Dies soll laut Anklage sogar so weit gegangen sein, dass D. jeden einzelnen Lebensbereich seiner Tochter nahezu lückenlos kontrollierte. Er soll sie morgens zur Arbeit gefahren, vor der Türe gewartet und sie sogar gezwungen haben, ihre Arbeitspausen mit ihm zu verbringen. Zudem soll er ihr Handy und ihre E-Mails überprüft haben. Während Staatsanwalt Maximilian Weihrauch die Anklageschrift verliest, schüttelt der 75-Jährige immer wieder den Kopf. Später sagt er: "Das sind alles Lügen."

Die Schwierigkeit an dem Verfahren ist, dass die Taten im Kindesalter der Geschädigten bereits verjährt sind und die Familie später für 16 Jahre in ihrer Heimat Sizilien lebte. Was dort geschah, darauf hat der deutsche Arm des Gesetzes keinerlei Zugriff. Im Herbst 2016 kam Vittoria D. nach München zurück, der Vater folgte ihr offenbar 2017. Zwischen Mai 2018 und November 2020 soll D. seine Tochter mindestens 288 Mal vergewaltigt haben.

Nach Ansicht der Staatsanwaltschaft habe die Frau irgendwann die Hoffnung aufgegeben, ein selbstbestimmtes Leben außerhalb des Einflussbereichs ihres Vaters führen zu können. Sie habe resigniert. Und sie habe aus Angst vor seinen Schlägen und Beschimpfungen den sexuellen Missbrauch über sich ergehen lassen. Im Dezember 2017, so führt es die Anklage an, habe D. seine Tochter sogar mit beiden Händen am Hals gewürgt, ihr mit Fäusten ins Gesicht geschlagen und gedroht, sie umzubringen.

Die heute 55 Jahre alte Tochter versucht, das Geschehene mit einer Therapie zu verarbeiten

"Ich hätte ihr nicht wehtun können, ich habe sie geliebt", behauptet der Angeklagte. Er erinnere sich daran, dass bei seiner Stieftochter "der Kiefer und die Zahnbrücke kaputt war", aber er habe sie nie geschlagen. "Sie sagen Stieftochter", fragt Richter Nikolaus Lantz nach. Ja, erklärt der Angeklagte, er gehe davon aus, dass seine Frau ihn vor der Ehe betrogen habe. Und außerdem habe er Vittoria immer gefragt, ob sie Lust habe.
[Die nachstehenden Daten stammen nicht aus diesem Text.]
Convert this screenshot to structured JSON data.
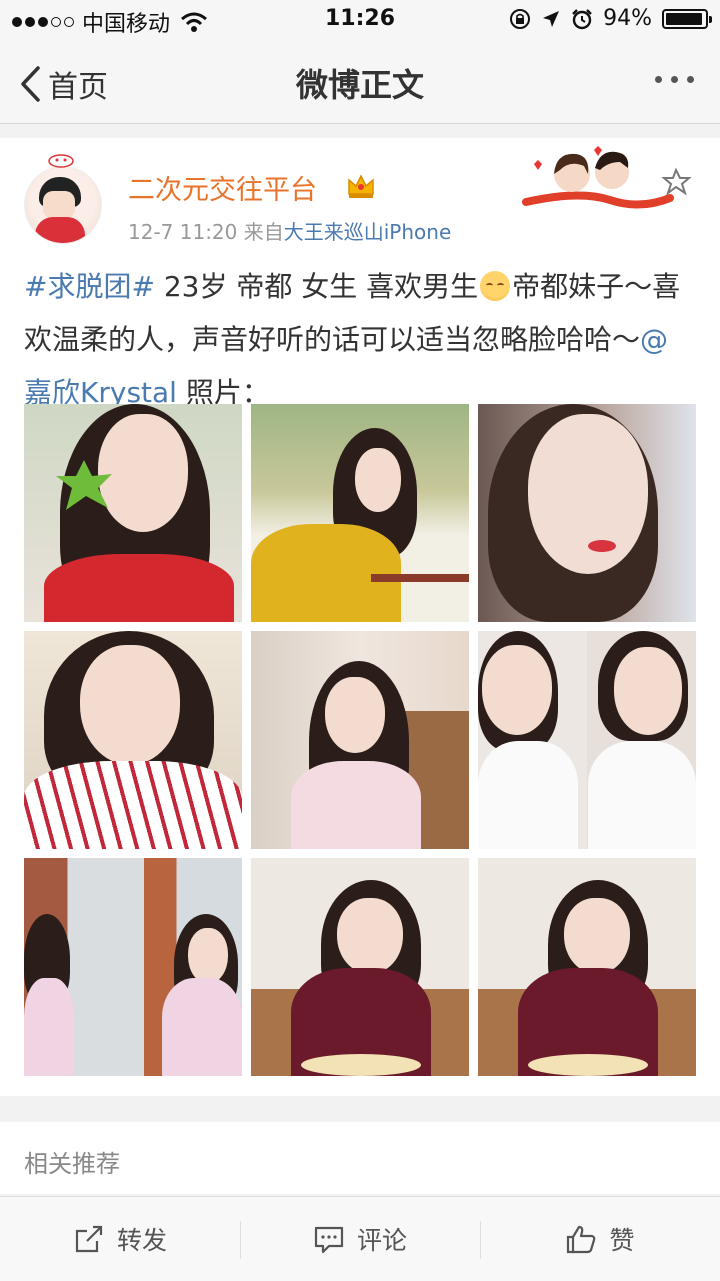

Vittoria D. wollte ihren Job kündigen, weil ihr Vater sie auch dort belagerte. Andere Familienmitglieder sollen die heute 55-Jährige im November 2020 bestärkt haben, zur Polizei zu gehen. D. wurde sofort festgenommen. Vittoria D. versucht mittels einer Trauma-Therapie, das Geschehene zu verarbeiten. Der Prozess soll Ende Januar zu Ende gehen.